Pneumococcal vaccination: Direct and herd effect on carriage of vaccine types and antibiotic resistance in Icelandic children

Volume 35, Issue 39, Pages 5225-5308 (18 September 2017)

Original Research Article
Pneumococcal vaccination: Direct and herd effect on carriage of vaccine types and antibiotic resistance in Icelandic children
Pages 5242-5248
Samuel Sigurdsson et al…
Since the introduction of pneumococcal conjugate vaccines, vaccine type pneumococcal carriage and disease has decreased world-wide. The aim was to monitor changes in the nasopharyngeal carriage of pneumococci, the distribution of serotypes and antimicrobial resistance in children before and after initiation of the 10-valent pneumococcal vaccination in 2011, in a previously unvaccinated population.
Repeated cross-sectional study at 15 day-care centres in greater Reykjavik area. Nasopharyngeal swabs were collected yearly in March from 2009 to 2015. The swabs were selectively cultured for pneumococci, which were serotyped using latex agglutination and/or PCR and antimicrobial susceptibility determined. Two independent studies were conducted.
In study 1, on total impact, isolates from children aged <4 years were included.

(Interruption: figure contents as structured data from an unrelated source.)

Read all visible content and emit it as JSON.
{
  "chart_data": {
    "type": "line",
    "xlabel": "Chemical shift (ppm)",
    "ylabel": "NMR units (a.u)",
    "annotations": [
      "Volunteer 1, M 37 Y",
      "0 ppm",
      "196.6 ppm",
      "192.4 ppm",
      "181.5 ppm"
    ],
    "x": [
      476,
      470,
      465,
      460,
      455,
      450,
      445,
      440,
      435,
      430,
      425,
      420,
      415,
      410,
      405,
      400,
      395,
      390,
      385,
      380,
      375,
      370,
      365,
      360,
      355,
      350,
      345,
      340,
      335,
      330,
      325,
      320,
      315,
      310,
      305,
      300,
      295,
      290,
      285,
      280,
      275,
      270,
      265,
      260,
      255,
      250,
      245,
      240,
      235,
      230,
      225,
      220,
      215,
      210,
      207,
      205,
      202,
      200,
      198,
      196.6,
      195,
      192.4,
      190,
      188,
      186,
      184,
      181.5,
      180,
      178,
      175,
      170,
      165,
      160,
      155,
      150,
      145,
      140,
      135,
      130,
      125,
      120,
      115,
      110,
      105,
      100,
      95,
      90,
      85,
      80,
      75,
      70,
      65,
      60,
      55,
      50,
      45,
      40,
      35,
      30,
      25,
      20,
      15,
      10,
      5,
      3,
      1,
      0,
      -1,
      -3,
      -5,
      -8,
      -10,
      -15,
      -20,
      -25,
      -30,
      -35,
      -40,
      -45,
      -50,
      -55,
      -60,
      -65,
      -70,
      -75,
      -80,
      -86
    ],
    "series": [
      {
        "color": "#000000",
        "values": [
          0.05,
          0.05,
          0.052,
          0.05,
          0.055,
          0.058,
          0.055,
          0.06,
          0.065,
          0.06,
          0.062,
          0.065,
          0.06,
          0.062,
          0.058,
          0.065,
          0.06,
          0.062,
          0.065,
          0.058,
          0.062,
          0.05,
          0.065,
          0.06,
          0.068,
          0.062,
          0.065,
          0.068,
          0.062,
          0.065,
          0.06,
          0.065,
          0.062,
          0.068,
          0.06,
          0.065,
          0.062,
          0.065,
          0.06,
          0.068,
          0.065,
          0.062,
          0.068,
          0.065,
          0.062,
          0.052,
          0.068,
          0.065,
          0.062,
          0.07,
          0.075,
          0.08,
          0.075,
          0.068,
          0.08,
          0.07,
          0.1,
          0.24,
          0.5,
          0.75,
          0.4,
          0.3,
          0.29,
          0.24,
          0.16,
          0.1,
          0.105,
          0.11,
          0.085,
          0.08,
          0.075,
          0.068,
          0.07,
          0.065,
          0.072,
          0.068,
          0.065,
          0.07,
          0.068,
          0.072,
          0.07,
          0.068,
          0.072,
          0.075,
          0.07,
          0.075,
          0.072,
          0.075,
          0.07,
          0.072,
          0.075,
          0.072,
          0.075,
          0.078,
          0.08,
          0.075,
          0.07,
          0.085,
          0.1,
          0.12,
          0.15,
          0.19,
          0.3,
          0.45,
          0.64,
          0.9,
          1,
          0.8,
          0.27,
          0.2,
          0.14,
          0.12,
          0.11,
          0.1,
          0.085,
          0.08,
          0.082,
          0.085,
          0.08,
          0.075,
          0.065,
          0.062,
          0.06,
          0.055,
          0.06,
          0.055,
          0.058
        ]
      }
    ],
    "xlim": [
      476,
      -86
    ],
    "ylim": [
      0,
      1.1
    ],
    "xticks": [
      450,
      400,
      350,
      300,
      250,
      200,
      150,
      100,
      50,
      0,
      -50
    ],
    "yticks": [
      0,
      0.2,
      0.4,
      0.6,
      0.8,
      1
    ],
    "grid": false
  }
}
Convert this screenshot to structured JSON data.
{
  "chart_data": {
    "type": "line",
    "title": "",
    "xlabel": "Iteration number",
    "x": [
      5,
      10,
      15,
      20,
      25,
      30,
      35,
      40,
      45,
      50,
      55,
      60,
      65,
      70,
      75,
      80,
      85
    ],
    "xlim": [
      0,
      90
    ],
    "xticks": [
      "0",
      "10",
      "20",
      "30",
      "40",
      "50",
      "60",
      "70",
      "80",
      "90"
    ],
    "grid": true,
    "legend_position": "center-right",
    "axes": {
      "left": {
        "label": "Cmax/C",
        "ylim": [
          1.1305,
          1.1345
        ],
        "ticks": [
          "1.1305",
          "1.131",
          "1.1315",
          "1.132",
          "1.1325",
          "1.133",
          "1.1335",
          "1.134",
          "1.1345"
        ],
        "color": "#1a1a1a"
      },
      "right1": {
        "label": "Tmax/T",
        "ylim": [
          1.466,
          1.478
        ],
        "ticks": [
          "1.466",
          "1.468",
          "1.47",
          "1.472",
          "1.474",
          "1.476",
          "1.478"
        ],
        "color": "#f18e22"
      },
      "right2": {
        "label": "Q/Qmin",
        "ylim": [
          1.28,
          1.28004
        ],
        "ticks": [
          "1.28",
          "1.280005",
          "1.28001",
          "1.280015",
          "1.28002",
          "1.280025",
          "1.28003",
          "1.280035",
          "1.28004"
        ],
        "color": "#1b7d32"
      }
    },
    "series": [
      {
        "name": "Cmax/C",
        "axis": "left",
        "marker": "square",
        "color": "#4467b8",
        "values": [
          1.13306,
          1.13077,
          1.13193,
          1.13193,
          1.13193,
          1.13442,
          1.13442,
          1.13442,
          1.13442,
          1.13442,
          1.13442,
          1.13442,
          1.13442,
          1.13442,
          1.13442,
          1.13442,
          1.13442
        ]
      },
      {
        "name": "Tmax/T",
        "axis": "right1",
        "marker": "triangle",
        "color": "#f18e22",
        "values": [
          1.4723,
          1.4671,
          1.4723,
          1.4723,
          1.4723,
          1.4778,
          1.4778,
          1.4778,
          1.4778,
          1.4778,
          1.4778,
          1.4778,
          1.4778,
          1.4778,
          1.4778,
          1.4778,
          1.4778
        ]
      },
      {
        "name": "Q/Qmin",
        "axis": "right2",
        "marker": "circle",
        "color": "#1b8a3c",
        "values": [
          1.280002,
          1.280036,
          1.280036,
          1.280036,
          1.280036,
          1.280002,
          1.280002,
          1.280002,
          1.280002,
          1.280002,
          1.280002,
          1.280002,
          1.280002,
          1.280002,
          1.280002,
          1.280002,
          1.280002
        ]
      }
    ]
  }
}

The vaccine-eligible-cohort (birth-years: 2011–2013, sampled in 2013–2015) was compared with children at the same age born in 2005–2010 and sampled in 2009–2012. In study 2 on herd effect, isolates from older non-vaccine-eligible children (3.5–6.3 years) were compared for the periods before and after the vaccination (2009–2011 vs 2013–2015. Vaccine impact was determined using 1-odds-ratio.
Following vaccination, the vaccine impact on vaccine type acquisition was 94% (95% CI: 91–96%) in study 1 and 56% (95% CI: 44–65%) in study 2. The impact on serotype 6 A was 33% (95% CI: −9%; 59%) in study 1 and 42% (95% CI: 10–63%) in study 2 with minimal effect on 19A. The non-vaccine serotypes/groups 6C, 11, 15 and 23B were the most common serotypes/groups after vaccination. Isolates from the vaccine-eligible-cohort had lower penicillin MICs, less resistance to erythromycin and co-trimoxazole and less multi resistance than isolates from the control-group.
The efficacy of the vaccination on vaccine serotypes was high, and a milder effect on vaccine-associated-serotype 6A was observed for the vaccine-eligible-cohort. There was a significant herd effect on vaccine types in older non-vaccine-eligible children. Overall antimicrobial non-susceptibility was reduced.